For many of us, it all starts with Smalltalk. (If words such as "VisualWorks" or "VisualAge" or "Squeak" have much meaning to you, and you know what "ENVY" is, then you and I probably share a lot of things to talk about). When I first learned about Smalltalk in 1994, the wealth of ideas was so overwhelming that it changed all my career: it was during that Smalltalk seminar (led by Prof. Binh Q. Nguyen, of IBM in Cary, North Carolina) that I decided to leave Quantum Fields and change to Computer Science for my PhD research.

I am the co-author of the IBM VisualAge for Smalltalk Handbook.
(You can order the book by ISBN: 0738400874 (Volume 1: "Fundamentals"), 0738400769 (Volume 2: "Features")).

To me, TOPLink is a Smalltalk program first. (To those of my readers who wonder what I mean: when we first made TOPLink, it was a Smalltalk program, there was no Java; we ported it to Java when Java became popular).

UIs

In addition to object persistence, I am deeply interested in the implementation of UIs integrated with native facilities. (The Squeak Cheese-5 system falls within this category. It is similar to IBM CW, and Eclipse SWT is a direct continuation of the same idea.) Some other important technologies, e.g. JSR-287, try continue in the same direction (at least in the RI). The Hierarchically Structured Control Information Editor is based on similar ideas (and was implemented in Smalltalk at the time of patent application).

OK, so we have our great abstract machine of the day. For our discussion, it does not matter whether it is some sort of functional or Smalltalk or Java VM. It could be for a new cool-language-of-the-day (1990ish Smalltalk? 1996ish Java?) or cool-device-of-the-day (iPhone or any N-th-generation smart phone or something) — what matters is that we are trying to do this unprecedented new UI with this uprecedented new cool thing underneath (whatever that thing happens to be today).

The first question that interests me, is: Do we build it inside or outside the underlying abstract machine? Or, asking the same question differently: how does our ultra-cool UI relate to the UI facilities outside our abstract machine?

Of course, there have been plenty of very good answers to the question. Research and practical implementations abound over the last 40 years. And yet, today's cutting edge designs for "UIs of tomorrow" are still full of confusion. Let's look at some history (or at least some milestones of greatest importance).

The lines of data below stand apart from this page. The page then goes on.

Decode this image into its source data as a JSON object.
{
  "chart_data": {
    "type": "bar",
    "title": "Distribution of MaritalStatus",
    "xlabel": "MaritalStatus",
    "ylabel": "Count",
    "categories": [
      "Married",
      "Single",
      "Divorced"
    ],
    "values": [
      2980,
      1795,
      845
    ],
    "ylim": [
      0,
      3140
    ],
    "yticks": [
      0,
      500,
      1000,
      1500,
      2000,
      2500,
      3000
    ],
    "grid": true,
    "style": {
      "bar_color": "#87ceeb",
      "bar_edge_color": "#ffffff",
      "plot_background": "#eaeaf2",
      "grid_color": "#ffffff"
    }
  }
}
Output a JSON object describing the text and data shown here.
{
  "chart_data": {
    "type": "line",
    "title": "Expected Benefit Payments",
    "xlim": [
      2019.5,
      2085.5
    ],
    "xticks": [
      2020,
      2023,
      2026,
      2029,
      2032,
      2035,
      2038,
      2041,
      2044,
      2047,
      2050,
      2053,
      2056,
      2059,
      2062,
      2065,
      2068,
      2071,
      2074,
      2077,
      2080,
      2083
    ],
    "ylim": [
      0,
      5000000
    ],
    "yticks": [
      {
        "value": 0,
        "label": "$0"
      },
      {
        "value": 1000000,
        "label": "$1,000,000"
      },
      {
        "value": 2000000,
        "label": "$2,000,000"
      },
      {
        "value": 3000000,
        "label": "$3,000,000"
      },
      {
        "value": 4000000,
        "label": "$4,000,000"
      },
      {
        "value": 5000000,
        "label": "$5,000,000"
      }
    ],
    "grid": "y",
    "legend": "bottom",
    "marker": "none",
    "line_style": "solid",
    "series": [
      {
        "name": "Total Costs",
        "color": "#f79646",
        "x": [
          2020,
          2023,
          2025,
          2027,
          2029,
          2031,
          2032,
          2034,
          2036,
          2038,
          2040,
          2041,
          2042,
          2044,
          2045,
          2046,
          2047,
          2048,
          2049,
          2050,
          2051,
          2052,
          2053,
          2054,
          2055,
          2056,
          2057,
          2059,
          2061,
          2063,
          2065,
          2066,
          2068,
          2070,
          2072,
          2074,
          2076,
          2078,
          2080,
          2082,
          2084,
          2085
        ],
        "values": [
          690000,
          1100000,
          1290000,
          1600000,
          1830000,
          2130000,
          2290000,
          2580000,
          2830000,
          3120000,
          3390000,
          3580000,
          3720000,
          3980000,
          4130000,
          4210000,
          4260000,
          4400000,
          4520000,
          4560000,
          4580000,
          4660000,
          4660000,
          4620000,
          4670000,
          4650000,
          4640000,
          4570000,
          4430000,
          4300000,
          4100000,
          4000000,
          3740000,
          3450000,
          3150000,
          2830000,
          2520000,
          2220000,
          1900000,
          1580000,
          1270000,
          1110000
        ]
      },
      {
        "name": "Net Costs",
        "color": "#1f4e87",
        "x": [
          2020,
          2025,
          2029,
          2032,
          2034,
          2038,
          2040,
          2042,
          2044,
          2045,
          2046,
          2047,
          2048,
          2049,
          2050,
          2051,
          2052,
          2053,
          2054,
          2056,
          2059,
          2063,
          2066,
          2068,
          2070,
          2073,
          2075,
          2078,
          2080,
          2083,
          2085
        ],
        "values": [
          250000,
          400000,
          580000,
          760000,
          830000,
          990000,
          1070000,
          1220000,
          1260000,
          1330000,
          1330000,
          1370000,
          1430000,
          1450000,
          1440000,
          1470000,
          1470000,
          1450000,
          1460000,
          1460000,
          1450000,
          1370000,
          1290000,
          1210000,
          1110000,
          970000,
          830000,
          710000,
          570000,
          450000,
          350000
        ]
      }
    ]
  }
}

Is Smalltalk still relevant today? I very much believe so. True, with Java we did make a lot of progress from where we were with Smalltalk a decade and a half ago. And yet we do not have a language that gives the answer to fundamental questions. Today, I am trying to go back and revisit some of the fundamental concepts:

One of these, is concurrency. We know that we have pretty much exhausted our potential for growth of sequential performance: with deep pipelining, instruction reordering, etc, we have reached the limit, so the only way to gain further performance increase, is to do more work in parallel. So manycore VMs are the next big thing. And I am not talking about 4–8–16 cores. I am thinking more along the lines of 100–1000 cores. Do we have such hardware yet? Yes, Tilera processors already have 100 cores today. Can one take full advantage of this technology, for example for a JVM? Certainly not when JSR-133 is in the way. We need to go back and do more research. Stefan Marr's RoarVM is a great breakthrough in manycore VM technology. Stefan's VM integrates with native OS threads to back Smalltalk processes. Currently, I am trying to implement a more radical idea. I propose to drop OS threads and go back to the classical Smalltalk "lightweight process" scheduler, basing concurrency purely on message passing semantics. In other words – we need to re-evaluate the ideas in Alan Kay's Smalltalk-71.

Another area of top importance, is security.
During the last several years, I've worked on security for many clients ranging from the world's top military security shops, to tiny private clients. Shockingly, there is a pattern of problems with security repeaeting itself over and over, which always trace back to the language.

This is not a new discovery. There have been a number of proposed solutions to this class of problems. I think the most interesting and promising is Newspeak. I'd say I am satisfied with Newspeak's answers to most of my questions, from the language perspective. The only large piece still remaining, is ORM. So we need to go back and re-think TOPLink.